Friday, January 27, 2023

don't blind me no more

I'm still here without a beginning without you I wish you was around to be apart of my timeline. I wanna make a history where are you hiding? It just feels like all I do is search and it's endless .. a sense of belonging... Acceptance a simple conversation and an experience of something more. I want to feel worthy and valued. Set me free from my lonely prison. Show me what it's like to share, care, to be there. To be a part of something more then my idle time here. Reach into my darkness and pull me out into the light. Help me smile again sing your heart out to me help me shine. Is it all my destiny? Will it happen before it's too late?
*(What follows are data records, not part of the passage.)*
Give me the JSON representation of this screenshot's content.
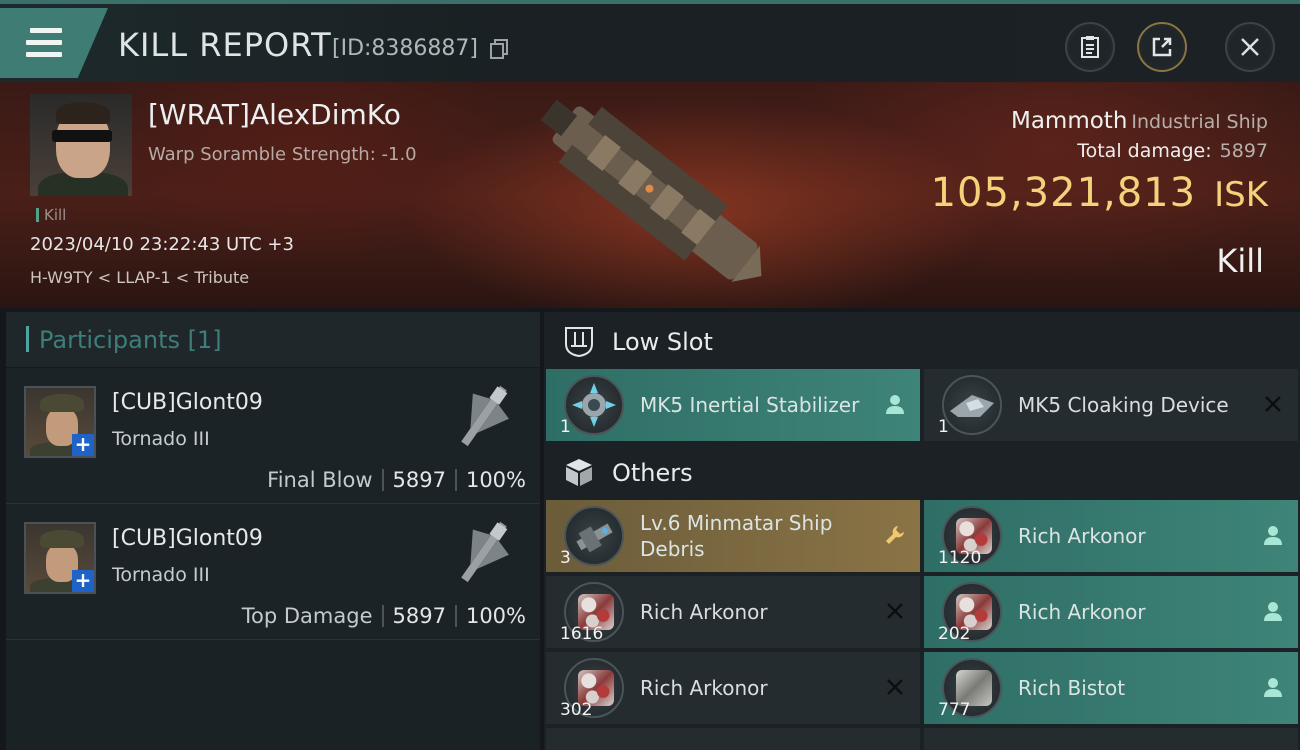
{
  "header": {
    "title": "KILL REPORT",
    "id_text": "[ID:8386887]"
  },
  "victim": {
    "name": "[WRAT]AlexDimKo",
    "warp": "Warp Soramble Strength: -1.0",
    "tag": "Kill",
    "datetime": "2023/04/10 23:22:43 UTC +3",
    "location": "H-W9TY < LLAP-1 < Tribute",
    "ship_name": "Mammoth",
    "ship_class": "Industrial Ship",
    "damage_label": "Total damage:",
    "damage_value": "5897",
    "isk_value": "105,321,813",
    "isk_unit": "ISK",
    "result": "Kill"
  },
  "participants": {
    "header": "Participants [1]",
    "rows": [
      {
        "name": "[CUB]Glont09",
        "ship": "Tornado III",
        "label": "Final Blow",
        "damage": "5897",
        "percent": "100%"
      },
      {
        "name": "[CUB]Glont09",
        "ship": "Tornado III",
        "label": "Top Damage",
        "damage": "5897",
        "percent": "100%"
      }
    ]
  },
  "fittings": {
    "low_slot": {
      "label": "Low Slot",
      "items": [
        {
          "name": "MK5 Inertial Stabilizer",
          "qty": "1",
          "state": "dropped"
        },
        {
          "name": "MK5 Cloaking Device",
          "qty": "1",
          "state": "destroyed"
        }
      ]
    },
    "others": {
      "label": "Others",
      "items": [
        {
          "name": "Lv.6 Minmatar Ship Debris",
          "qty": "3",
          "state": "salvage"
        },
        {
          "name": "Rich Arkonor",
          "qty": "1120",
          "state": "dropped"
        },
        {
          "name": "Rich Arkonor",
          "qty": "1616",
          "state": "destroyed"
        },
        {
          "name": "Rich Arkonor",
          "qty": "202",
          "state": "dropped"
        },
        {
          "name": "Rich Arkonor",
          "qty": "302",
          "state": "destroyed"
        },
        {
          "name": "Rich Bistot",
          "qty": "777",
          "state": "dropped"
        }
      ]
    }
  },
  "icons": {
    "menu": "menu-icon",
    "copy": "copy-icon",
    "report": "clipboard-icon",
    "share": "share-icon",
    "close": "close-icon",
    "dropped": "person-icon",
    "destroyed": "x-icon",
    "salvage": "wrench-icon",
    "low_slot": "low-slot-icon",
    "others": "cube-icon"
  },
  "colors": {
    "accent_teal": "#3f8478",
    "gold": "#f3d27a",
    "salvage_gold": "#8a7446"
  }
}
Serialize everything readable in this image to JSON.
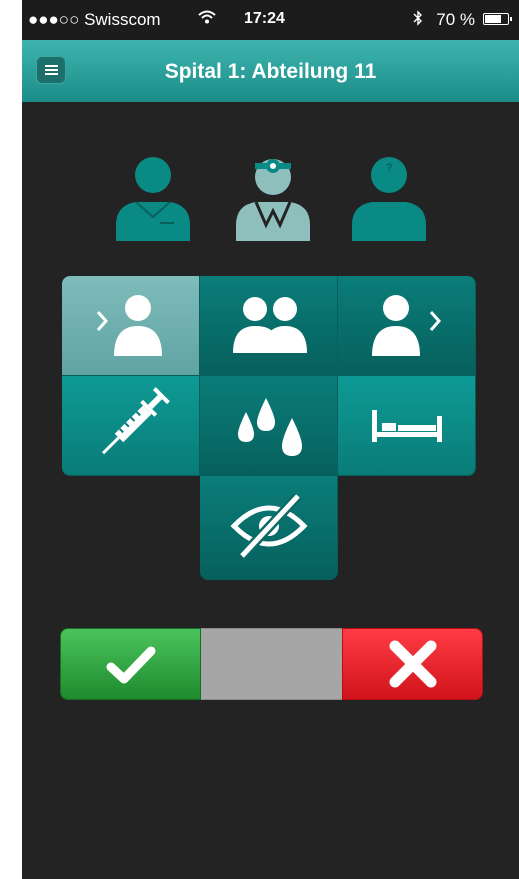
{
  "statusbar": {
    "carrier": "●●●○○ Swisscom",
    "time": "17:24",
    "battery": "70 %",
    "wifi_icon": "wifi-icon",
    "bluetooth_icon": "bluetooth-icon"
  },
  "navbar": {
    "title": "Spital 1: Abteilung 11",
    "menu_icon": "hamburger-menu-icon"
  },
  "roles": [
    {
      "name": "nurse",
      "icon": "nurse-icon",
      "color": "#0a8a85"
    },
    {
      "name": "doctor",
      "icon": "doctor-icon",
      "color": "#8fbfbd"
    },
    {
      "name": "unknown",
      "icon": "unknown-person-icon",
      "label": "?",
      "color": "#0a8a85"
    }
  ],
  "tiles": [
    {
      "icon": "person-arrow-in-icon",
      "selected": true
    },
    {
      "icon": "two-persons-icon"
    },
    {
      "icon": "person-arrow-out-icon"
    },
    {
      "icon": "syringe-icon"
    },
    {
      "icon": "drops-icon"
    },
    {
      "icon": "bed-icon"
    },
    {
      "icon": "eye-crossed-icon"
    }
  ],
  "confirm": {
    "ok_icon": "checkmark-icon",
    "cancel_icon": "cross-icon",
    "colors": {
      "ok": "#2aa43c",
      "neutral": "#a6a6a6",
      "cancel": "#e8222b"
    }
  }
}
Or do I have wait,,wait until this world is over? Don't make me wait another day show me what it means to live again. Save me from the emptiness I hold inside and give me purpose...

Tuesday, January 3, 2023

addiction

So I have discovered that even if I quit all my addictions that "they" say is bad for me. The end result is that it didn't change my life. I'm still endorsing the same lifestyle. Nothing even matters. I don't care anymore I'm sick of doing what you want while your happy but I'm Not seeing any change with me. I'll do whatever you ask of me but still it doesn't help me. I'm still hopeless. If anything now I have zero to look forward to everyday. 

last prayer to godzside

Calling out to the heavens waiting for an experience as I travel into the unknown I carry the weight of loosing. Searching for a realtionship a magic moment in time where it continues I to the next day.. I have this erge to blossom because I've never been given growth. I wanna lift the veil from my eyes show me something new. Can I put you into my sights my moments in time like a moving picture frame. I'm calling out to the heavens again calling out for progress, change, enlightenment. End my suffering kill the silence give me hope for the future. Save my soul help me make my dreams a reality. I call upon the heavens where it's all inside my head it's a dream that's where I find you. I've become a ghost even to myself. I've been communicating with the heavens again and the gods are not responding, but then again they did said I am God. I have choices but I can't do them on my own alone. I need access to a schedule, time, space, place, and people. Without this I drift right back into that black hole of silence never ending. Where are you it's like I'm going death and blind at the same time. I'm calling out to the heavens and I need to know what is this message I'm supposed to receive? Who am I, where am I going, will the daily silence ever end? As day turns into night and the hands of time change I'll be right here still waiting for my beginning with you. I feel so disconnected from my own humanity please save me. Let me live with what I'm living without.